Bajé las escaleras y en el último tramo me detuve para echarle otra mirada al 404. Al hacerlo pensé en lo dolorosa que puede resultar una mudanza. No es fácil despedirse de los vecinos, del barrio, de su algarabía y sus rumores. De pronto, antes de salir, pensé que en el viejo departamento, en donde no había objetos olvidados, quedaban las historias escritas por las patas de los muebles en el piso; y en las paredes, las marcas de los clavos donde dejé, fotografiados, testimonios de una existencia que serán demolidos junto con los muros que la abrigaron.

III

En la calle todo era igual que siempre: las trabajadoras tiraban cubetadas de agua sobre las banquetas, los repartidores de periódico a toda velocidad en sus motocicletas, los vendedores de gas y agua adornaban la mañana con sus pregones y las mujeres se reunían en los quicios para empezar juntas el día.

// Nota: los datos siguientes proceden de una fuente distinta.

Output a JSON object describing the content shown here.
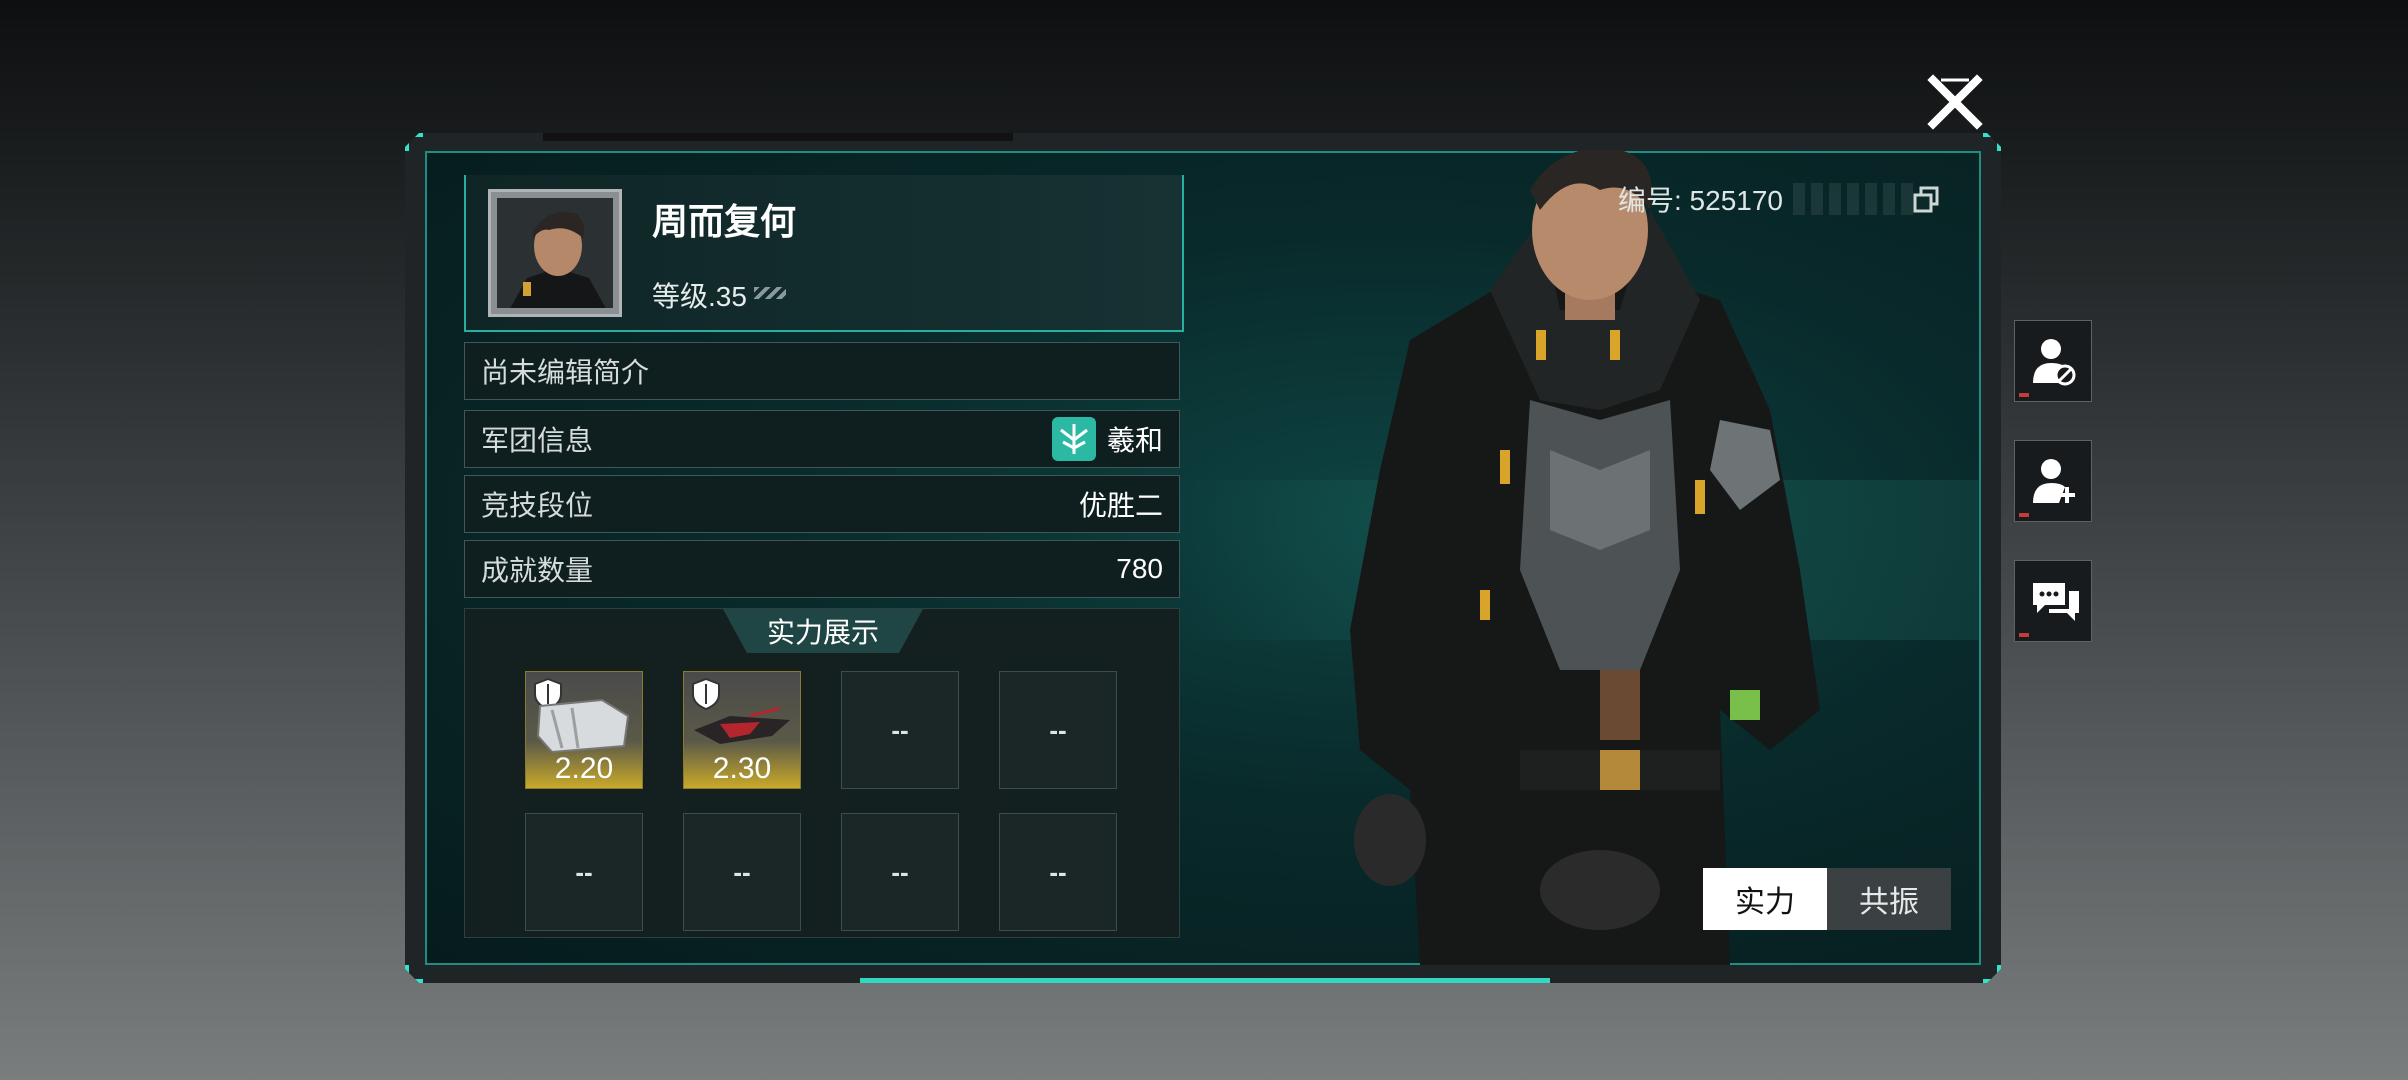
{
  "profile": {
    "name": "周而复何",
    "level_label": "等级.35",
    "id_label": "编号: 525170",
    "bio": "尚未编辑简介"
  },
  "info_rows": [
    {
      "label": "军团信息",
      "value": "羲和"
    },
    {
      "label": "竞技段位",
      "value": "优胜二"
    },
    {
      "label": "成就数量",
      "value": "780"
    }
  ],
  "showcase": {
    "title": "实力展示",
    "slots": [
      {
        "score": "2.20",
        "filled": true
      },
      {
        "score": "2.30",
        "filled": true
      },
      {
        "score": "--",
        "filled": false
      },
      {
        "score": "--",
        "filled": false
      },
      {
        "score": "--",
        "filled": false
      },
      {
        "score": "--",
        "filled": false
      },
      {
        "score": "--",
        "filled": false
      },
      {
        "score": "--",
        "filled": false
      }
    ]
  },
  "tabs": [
    "实力",
    "共振"
  ],
  "colors": {
    "accent": "#33d6c2",
    "panel_bg": "#092a2b",
    "slot_gold": "#c9a92a"
  },
  "icons": [
    "close-icon",
    "copy-icon",
    "block-user-icon",
    "add-friend-icon",
    "chat-icon",
    "legion-emblem-icon",
    "shield-icon"
  ]
}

Era el momento de irse. Antes de tomar rumbo a la estación del Metro me detuve en la panadería sólo para revivir la rutina cotidiana. Esta vez no conversé con la empleada ni ella intentó hacerlo. Al salir tomé un taxi que pasaba y le dije al chofer mi nueva dirección. Imaginé a Lita reclamándome por mi tardanza y quejándose porque los cargadores no habían querido ayudarla a distribuir los muebles, ni siquiera porque les ofreció una buena propina.

Me tranquilizó ver las camas, la mesa, el trinchador, los viejos sillones. Confundidos, en desorden, imaginé que esperaban el momento de empezar a escribir sobre las duelas, desde su quietud y silencio, una nueva historia que principiaba, como las demás, en otra mudanza, tal vez la última.